Good News for Real Estate Agents
The Mortgage Bankers Association (MBA) expects home purchase lending to hit $1.1 trillion next year, per their latest economic forecast released this week.
That would mark an 11% increase from this year’s estimate and be the highest total since before the housing market took a turn for the worse nearly a decade ago.
While things have largely turned around since then, inventory constraints continue to hamper home sales.
Many first-time buyers are locked out of the market thanks to rising home prices and move-up buyers can’t move up because they lack the necessary equity and/or can’t find another home due to those inventory issues. That means fewer entry-level homes and essentially a logjam.
Meanwhile, home builders have yet to fill the void left by fewer distressed sales such as short sales and foreclosures that dominated the housing market in recent years.
Still, the MBA expects 2017 to be a banner year thanks to strong household formation, job growth, higher wages, and ongoing home price appreciation.
Perhaps next year will the year of “not wanting to miss out,” coupled with the fear of not getting a rock bottom mortgage rate before they finally rise. We shall see.
Purchase origination volume is expected to hit $990 billion this year, up from $903 billion in 2015.

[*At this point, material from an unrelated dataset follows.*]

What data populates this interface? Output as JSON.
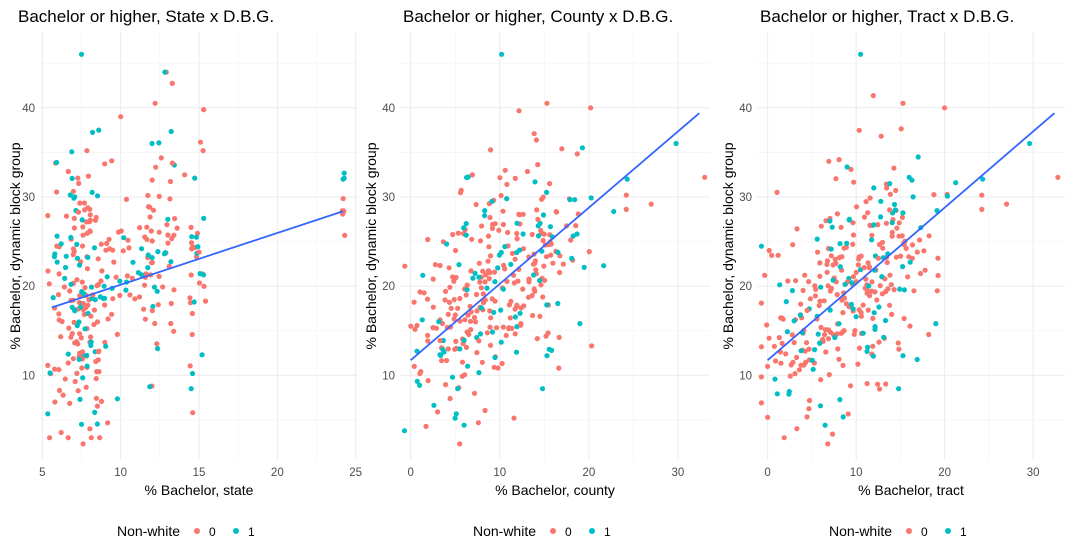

It is expected to rise to $1.18 trillion in 2018 and $1.25 trillion in 2019.
Total Mortgage Volume Will Actually Fall
Unfortunately, the uptick in purchase activity will be more than offset by an intense drop in refinance activity over the next several years.
Total mortgage volume is actually forecast to peak this year at $1.89 trillion before falling to $1.63 trillion in 2017 and $1.59 trillion in 2018. It is slated to rise a bit in 2019, but remain below current levels.
You can thank flagging refinance volume for that, which is on pace for $901 billion this year but just $529 billion next year. That’s a 40% drop!
Seems extreme, but the refinance pool is getting smaller and smaller because most folks already have a super low rate.
That figure is only predicted to go lower in coming years, with $410 billion the expectation in 2018 and $395 billion a year later.
Maybe cash-out refinancing can change things if borrowers begin tapping their equity…
Perhaps this explains the timely launch of Motto Mortgage, which aims to pair mortgage brokers with real estate agents nationwide.
It’s a smart play to get their hands on all that anticipated purchase business instead of focusing on declining refinance volume.
In case you were wondering, the MBA expects 30-year fixed mortgage rates to rise from 3.6% this year to 4.2% next year.
A year later, the 30-year might be pricing closer to 4.6%, before jumping to 5.4% in 2019. Ouch!
Of course, the forecasts for rising interest rates have been wrong year after year lately, so it’s not a foregone conclusion. At the same time, they’ve got to increase eventually, right?
If you’re concerned that might drive home prices lower, it’s not necessarily true. There’s no clear correlation between interest rates and home prices.
The economy is what matters, and if all is good there, real estate should fare well too, even if rates are a lot higher.